Dans les écoles, les tris sont hors cadres, non consultables et non contestables. Et c’est pareil dans mon exemple avec l’attribution des HLM qui a donné lieu à un procès à Paris.
#8
Toujours concernant les écoles mais dans un cadre plus larges ils faudrait que l’éducation nationnale apprenne à rendre des comptes et justifie les choix. Le chemin sera long pour qu’ils sortent de leur autisme (oui, je généralise. Il y abien quelques teansfuges ayant connu la vraie vie avant de retourner à l’école).
#9
Tu déformes toi aussi mon propos : ce que je te dis, c’est qu’il est difficile de décrire précisément toutes les règles qui vont amener à une décision, c’est pour ça que l’on met des humains qui sont spécialisés pour ce genre de décision qui vont apporter leur expertise et leur “feeling” pour apprécier la situation.
Si la loi était si bien décrite, on n’aurait pas besoin d’un juge, un simple gars qui exécute à la lettre un livre de règles qu’édictent la loi (façon machine de Turing) pourrait rendre un jugement. Or la loi n’est pas sans ambigüité et elle laisse une marge d’appréciation (le fameux terme “manifestement” par exemple).
Dans mon boulot, j’ai souvent ce genre de problème lorsque je dois formaliser dans un programme informatique, un système décisionnelle qui était fait jusqu’à présent à la main. Les gars qui font ça à la main, arrivent assez facilement à le faire, mais ils aimeraient bien pouvoir l’automatiser. Et même si ça parait simple, en effet, les 2-3 principales règles sont assez basiques, on arrive très vite sur des cas où on rajoute des exeptions (le fameux :“alors, oui, mais pour ce cas là, je le connais, il faut faire comme ça”), qu’il faut rajouter des règles, certain règles font appelle à une expertise personne…. A ceci on rajoute que le “feeling” du gars est une heuristique permettant de trouver une solution suffisante à un problème NP-complet.
#10
Tu confond encore: tu associe algo et informatique. Suivre une recète de cuisine, c’est déjà suivre un algorithme. Mon propos n’est pas de se focaliser sur les moyens de réaliser un algorithme mais sur le fait que, plus il sera détaillé, moins ils y aura d’arbitraire et plus il y aura d’égalité.

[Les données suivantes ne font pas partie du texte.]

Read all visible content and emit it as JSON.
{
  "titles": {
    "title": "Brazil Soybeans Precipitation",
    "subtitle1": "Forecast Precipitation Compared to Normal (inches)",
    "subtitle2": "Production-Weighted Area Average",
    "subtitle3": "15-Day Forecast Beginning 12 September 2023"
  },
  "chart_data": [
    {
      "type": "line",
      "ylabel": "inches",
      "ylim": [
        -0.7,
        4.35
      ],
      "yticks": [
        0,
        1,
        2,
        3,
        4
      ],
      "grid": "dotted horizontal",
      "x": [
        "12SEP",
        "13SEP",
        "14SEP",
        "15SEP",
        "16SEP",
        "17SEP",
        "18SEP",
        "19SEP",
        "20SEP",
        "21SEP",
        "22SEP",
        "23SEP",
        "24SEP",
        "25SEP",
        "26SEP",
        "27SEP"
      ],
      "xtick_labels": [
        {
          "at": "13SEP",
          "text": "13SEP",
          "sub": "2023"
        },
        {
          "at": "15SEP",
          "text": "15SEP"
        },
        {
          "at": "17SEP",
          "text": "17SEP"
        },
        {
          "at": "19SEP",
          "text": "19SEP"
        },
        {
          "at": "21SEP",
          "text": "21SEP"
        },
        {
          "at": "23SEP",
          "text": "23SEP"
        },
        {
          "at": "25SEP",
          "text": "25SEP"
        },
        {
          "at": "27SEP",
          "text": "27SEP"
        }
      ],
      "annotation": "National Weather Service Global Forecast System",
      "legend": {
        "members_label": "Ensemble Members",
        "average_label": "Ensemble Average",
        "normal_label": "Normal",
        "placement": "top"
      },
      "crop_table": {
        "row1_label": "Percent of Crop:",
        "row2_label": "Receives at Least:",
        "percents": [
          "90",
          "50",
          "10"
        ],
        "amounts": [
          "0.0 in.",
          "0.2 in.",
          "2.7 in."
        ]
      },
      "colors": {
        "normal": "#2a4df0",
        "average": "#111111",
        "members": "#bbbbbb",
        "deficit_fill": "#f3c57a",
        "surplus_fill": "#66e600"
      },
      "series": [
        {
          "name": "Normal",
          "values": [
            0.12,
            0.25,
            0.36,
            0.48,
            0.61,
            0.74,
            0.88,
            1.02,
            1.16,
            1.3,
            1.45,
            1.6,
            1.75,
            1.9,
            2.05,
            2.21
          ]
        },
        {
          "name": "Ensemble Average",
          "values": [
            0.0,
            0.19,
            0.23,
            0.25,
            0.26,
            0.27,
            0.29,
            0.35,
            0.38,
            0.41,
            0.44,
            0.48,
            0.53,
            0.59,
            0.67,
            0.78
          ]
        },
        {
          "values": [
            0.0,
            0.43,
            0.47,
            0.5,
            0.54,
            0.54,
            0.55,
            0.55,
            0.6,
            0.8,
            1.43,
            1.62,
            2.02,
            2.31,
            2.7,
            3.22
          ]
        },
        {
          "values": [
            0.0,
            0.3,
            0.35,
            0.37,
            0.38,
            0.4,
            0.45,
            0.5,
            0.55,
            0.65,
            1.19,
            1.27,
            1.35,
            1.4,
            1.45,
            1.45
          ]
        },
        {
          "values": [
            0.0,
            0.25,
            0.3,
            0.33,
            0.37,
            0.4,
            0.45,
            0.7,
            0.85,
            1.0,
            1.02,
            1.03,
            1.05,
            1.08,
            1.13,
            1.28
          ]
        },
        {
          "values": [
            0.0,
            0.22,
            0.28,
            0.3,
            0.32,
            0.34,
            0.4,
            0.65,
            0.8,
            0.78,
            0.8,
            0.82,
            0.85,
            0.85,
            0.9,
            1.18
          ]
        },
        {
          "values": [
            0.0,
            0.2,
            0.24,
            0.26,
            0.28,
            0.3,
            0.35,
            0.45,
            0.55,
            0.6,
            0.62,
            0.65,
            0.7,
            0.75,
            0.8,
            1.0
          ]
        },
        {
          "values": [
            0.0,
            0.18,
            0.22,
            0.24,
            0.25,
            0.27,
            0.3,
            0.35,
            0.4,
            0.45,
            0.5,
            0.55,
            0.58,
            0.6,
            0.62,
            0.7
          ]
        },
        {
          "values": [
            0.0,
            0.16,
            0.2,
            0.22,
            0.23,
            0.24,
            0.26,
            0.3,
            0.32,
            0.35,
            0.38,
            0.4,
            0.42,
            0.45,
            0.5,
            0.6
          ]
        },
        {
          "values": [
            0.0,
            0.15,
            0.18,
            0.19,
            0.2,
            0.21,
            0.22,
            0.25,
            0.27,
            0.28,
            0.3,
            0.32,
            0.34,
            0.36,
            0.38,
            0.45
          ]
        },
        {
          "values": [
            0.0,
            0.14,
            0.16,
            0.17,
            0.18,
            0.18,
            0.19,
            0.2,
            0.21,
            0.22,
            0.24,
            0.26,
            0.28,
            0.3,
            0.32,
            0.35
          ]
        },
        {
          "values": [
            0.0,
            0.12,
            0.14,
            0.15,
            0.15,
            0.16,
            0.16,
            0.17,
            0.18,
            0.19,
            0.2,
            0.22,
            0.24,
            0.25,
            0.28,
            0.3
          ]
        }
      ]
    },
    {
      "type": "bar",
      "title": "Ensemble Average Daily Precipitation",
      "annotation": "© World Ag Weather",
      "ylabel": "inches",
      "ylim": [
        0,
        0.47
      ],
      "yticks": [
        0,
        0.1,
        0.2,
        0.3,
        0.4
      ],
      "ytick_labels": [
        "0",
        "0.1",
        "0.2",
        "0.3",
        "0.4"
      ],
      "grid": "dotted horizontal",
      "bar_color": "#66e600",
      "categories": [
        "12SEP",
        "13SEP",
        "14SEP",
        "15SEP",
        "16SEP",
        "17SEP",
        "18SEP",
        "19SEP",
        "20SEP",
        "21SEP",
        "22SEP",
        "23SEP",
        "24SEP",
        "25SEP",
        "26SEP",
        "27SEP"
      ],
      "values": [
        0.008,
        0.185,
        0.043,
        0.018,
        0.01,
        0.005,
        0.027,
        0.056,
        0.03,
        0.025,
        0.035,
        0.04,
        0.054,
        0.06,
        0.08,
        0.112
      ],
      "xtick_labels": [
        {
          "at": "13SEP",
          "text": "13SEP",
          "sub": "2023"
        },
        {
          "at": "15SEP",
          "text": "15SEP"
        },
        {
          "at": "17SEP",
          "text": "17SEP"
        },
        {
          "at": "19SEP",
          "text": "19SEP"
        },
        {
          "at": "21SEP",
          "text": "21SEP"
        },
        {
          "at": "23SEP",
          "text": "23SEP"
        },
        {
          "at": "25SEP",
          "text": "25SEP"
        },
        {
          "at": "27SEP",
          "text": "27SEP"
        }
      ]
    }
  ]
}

Donc, à mon avis, il est utile de définir et rendre public les algorithmes permettant de prendre des décisions. Après, comme tu le dit, il y a toujours des cas tordus qui ne peuvent pas être prévus sans que cela tourne à l’usine à gaz. Dans ces cas, comme pour les jugements, il faut rendre public les noms de ceux qui sont intervenus (et pas une commission opaque), et rendre des comptes sur les éléments ayant fait basculer les choix pour permettre la contestation. C’est le seul moyen de sortir de l’arbitraire actuel qui fait la loi à l’éducation nationnale et pour tous les choix d’orientation. Cela commence dès le collège.